Table 2 shows the distribution of patients according to the group concerned. It was noted that most of the bilateral side of the patient was affected (40), followed by the left side (16) and right side (8).
MRI results for avascular necrosis are shown in the table above. Most patients displayed focal sub-chondral signal abnormality (100 per cent) followed by double-line sign abnormality (100 per cent) (75 per cent). Marrow oedema (44 per cent) and joint effusion are the other findings (38 per cent) shown in table 3.

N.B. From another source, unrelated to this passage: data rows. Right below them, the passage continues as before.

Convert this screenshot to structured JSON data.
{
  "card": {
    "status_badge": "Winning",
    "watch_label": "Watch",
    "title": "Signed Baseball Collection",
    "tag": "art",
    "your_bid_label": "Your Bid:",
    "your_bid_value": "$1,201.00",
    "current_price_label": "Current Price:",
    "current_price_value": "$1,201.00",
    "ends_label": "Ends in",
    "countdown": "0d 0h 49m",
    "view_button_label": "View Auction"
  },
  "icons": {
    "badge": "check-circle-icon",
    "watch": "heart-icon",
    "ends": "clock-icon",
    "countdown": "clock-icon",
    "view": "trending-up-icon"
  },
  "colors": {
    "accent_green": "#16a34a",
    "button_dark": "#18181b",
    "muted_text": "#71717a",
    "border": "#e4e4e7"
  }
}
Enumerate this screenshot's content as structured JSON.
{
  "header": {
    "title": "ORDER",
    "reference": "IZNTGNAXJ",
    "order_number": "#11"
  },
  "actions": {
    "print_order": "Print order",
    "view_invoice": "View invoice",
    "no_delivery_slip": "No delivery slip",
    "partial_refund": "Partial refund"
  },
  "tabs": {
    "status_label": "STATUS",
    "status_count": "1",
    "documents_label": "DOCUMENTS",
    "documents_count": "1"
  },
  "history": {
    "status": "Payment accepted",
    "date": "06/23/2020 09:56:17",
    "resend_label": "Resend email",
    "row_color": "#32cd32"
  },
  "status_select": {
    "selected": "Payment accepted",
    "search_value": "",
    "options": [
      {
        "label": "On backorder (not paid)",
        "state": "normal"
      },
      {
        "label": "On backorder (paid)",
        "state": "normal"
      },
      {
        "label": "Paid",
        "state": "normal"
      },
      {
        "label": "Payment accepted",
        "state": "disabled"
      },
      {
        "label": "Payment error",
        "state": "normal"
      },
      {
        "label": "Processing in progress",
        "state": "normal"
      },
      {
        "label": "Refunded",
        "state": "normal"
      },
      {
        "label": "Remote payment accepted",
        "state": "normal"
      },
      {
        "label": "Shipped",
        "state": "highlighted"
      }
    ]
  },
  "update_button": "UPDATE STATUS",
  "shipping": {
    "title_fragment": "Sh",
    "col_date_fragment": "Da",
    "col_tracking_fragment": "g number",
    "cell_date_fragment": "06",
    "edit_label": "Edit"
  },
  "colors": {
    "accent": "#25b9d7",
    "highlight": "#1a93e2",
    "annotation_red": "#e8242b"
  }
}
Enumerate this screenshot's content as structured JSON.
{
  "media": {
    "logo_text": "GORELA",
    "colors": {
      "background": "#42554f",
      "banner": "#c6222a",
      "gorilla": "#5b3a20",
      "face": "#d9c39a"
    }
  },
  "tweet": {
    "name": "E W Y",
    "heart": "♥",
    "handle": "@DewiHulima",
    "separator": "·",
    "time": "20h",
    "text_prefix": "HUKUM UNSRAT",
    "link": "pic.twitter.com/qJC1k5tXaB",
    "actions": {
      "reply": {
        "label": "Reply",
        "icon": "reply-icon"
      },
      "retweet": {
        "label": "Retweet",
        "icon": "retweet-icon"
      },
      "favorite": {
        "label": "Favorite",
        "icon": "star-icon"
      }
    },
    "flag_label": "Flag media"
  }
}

By Michelle's classification, the above table 4 indicates MRI results in avascular necrosis. The majority of patients were found to have Stage C AVN (38 per cent), followed by Stage B (25 per cent).
Table 5 above shows MRI findings by Ficat and Arlet classification5 in avascular necrosis. The majority of patients were found to have Stage III AVN (44 per cent), followed by Stage II (30 per cent)
Above table 6 illustrates MRI sensitivity in the diagnosis of hip joint avascular necrosis. In the current study, 64 out of 68 cases correctly matched MRI diagnosis with provisional diagnosis, 94 per cent sensitivity, and 4 patients were normal.
In being radiation-free, non-invasive, excellent soft-tissue contrast, multiplanar imaging capability, and high sensitivity in the detection of femoral head osteonecrosis, MRI has a distinct advantage over other modalities. We diagnosed a significant number of early AVN patients with radiographs. In patients with advanced-stage, AVN on the contralateral hip was normal and also observed. Therefore, MRI is the method of choice for AVN staging, which helps to treat patients early and reliably. In the current study, 64 out of 68 cases correctly matched MRI diagnosis with provisional diagnosis, 94 per cent sensitivity, and 4 patients were normal. In a study conducted by Hayam Abd et al 2,5, avascular necrosis MRI sensitivity was 88 per cent. In the current analysis, it was found that the bilateral side of the patient was mainly affected (40), followed by the left side (16) and right side (8). Khaladkar S et al conducted a study to determine the diagnostic role of MRI in avascular necrosis patients and found that 44 (61%) and 14 patients had bilateral side effects (61%) and unilateral side effects (39 per cent). The avascular necrosis MRI findings among patients showed that most patients had focal subchondral signal abnormality (100%), accompanied by double-line sign abnormality (100%) (75 %). 12,13. Marrow oedema (44 per cent) and joint effusion are the other findings (38 per cent). These results are well associated with the Hayam Abd et al2 and Kalekar et al 8, Chaudhari N et al 11. studies. Avascular necrosis MRI results among patients classified by Mitchelles4 showed that the majority of patients had Stage C AVN (38%) followed by Stage B (25%) while by Ficat and Arlet classification5, the majority of patients had Stage III AVN (44%) followed by Stage II (30%).
MRI is the modality of choice in the diagnosis of hip joint avascular necrosis. MRI is useful in determining the level of involvement of osseous, chondral and soft tissue. MR imaging reliably reveals joint effusions, synovial proliferation, defects of the articular cartilage, subchondral bone, ligaments, muscles, and soft tissue juxta-articulars. In the current study, MRI sensitivity in the diagnosis of avascular necrosis is 94%. MRI is very useful for avascular-necrosis staging. In depicting bone and soft tissue oedema, MRI is the sensitive modality.
The author acknowledges the immense help received from the scholars whose articles are cited and included in references of this manuscript. The author is also grateful to authors/editors/publishers of all those articles, journals and books from where the literature for this article has been reviewed and discussed.